Add to the mix 5-foot-11, 180-pound sophomore Aaron Dumas, a New Mexico transfer and an El Paso, Texas, native who rushed 136 times for 658 yards and 2 scores.

That leaves a pair of redshirt freshmen, 6-foot-1, 225-pound Caleb Berry from Waco, Texas, and 6-foot-1, 200-pound Sam Adams II of Kirkland, Washington, still looking for their first action. 

Berry, the UW's biggest back, came to the Huskies after breaking his leg as a high school senior and has needed to round into shape, while Adams dealt with a shoulder injury that cost him most of last season.

Megwa has some of the most glossy schoolboy credentials of any of these backs, though he seemed to experience his greatness in reverse. He skipped his senior high school season to come to the UW. The pandemic disrupted his junior year, in which he ran for 730 yards and a dozen touchdowns. As a sophomore in 2019, he showed what he could do with 1,786 yards and 27 TDs rushing.

Husky Stadium awaits him coming out on game day in a full-dress uniform, taking and giving hits, breaking big gainers and looking totally excited by everything going on.

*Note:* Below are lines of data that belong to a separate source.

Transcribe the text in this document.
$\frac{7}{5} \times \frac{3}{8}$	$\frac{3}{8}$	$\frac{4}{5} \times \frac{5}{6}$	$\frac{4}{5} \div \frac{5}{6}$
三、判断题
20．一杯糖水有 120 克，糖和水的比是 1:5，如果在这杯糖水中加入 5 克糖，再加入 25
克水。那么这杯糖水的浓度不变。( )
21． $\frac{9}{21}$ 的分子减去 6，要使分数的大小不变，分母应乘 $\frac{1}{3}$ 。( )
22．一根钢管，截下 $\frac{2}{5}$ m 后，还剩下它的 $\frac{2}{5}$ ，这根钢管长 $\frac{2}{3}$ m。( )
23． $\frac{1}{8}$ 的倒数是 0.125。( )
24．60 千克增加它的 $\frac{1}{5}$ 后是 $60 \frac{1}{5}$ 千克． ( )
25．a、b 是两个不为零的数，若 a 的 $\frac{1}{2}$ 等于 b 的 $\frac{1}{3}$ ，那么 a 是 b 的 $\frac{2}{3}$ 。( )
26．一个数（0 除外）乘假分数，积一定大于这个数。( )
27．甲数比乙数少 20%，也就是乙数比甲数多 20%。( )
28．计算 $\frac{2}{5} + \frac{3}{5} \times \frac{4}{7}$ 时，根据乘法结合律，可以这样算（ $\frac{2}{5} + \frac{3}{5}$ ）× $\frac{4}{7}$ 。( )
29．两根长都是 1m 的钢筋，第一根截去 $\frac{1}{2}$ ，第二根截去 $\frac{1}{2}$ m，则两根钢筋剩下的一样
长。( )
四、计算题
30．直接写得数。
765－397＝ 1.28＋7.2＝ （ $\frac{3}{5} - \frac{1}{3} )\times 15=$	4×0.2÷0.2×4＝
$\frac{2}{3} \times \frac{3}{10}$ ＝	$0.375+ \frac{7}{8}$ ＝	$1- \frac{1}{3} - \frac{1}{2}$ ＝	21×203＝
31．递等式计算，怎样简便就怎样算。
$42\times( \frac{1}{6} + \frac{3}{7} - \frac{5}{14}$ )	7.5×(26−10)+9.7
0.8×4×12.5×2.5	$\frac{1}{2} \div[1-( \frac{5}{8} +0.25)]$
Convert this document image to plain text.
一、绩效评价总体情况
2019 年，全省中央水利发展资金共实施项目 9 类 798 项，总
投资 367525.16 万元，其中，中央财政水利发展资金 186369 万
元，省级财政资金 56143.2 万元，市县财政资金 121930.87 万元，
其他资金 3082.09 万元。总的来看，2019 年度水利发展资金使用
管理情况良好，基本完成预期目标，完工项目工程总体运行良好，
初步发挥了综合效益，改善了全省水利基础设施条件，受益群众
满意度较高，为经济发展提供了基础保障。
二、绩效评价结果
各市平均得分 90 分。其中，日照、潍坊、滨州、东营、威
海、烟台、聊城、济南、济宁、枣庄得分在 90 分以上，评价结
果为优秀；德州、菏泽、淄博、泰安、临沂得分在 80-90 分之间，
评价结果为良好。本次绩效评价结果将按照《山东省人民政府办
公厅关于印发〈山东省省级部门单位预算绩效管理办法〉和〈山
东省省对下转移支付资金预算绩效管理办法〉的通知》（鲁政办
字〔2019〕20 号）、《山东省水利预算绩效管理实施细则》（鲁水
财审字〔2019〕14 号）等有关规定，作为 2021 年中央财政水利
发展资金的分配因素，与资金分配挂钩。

UW Starter or Not: If we know anything about him at all as a collegian, Megwa apparently can catch the football. Now it's time to see him run with it, beginning in spring practice. By coming directly to the UW and graduating from high school early, Megwa made it known he considers himself ahead of his time. With Newton not available for months, the job is wide open. For that matter, Adams may be headed to the defense. That leaves Davis, Dumas and the three other Texans to contend for the starting job. Megwa should be as good or better than anyone else.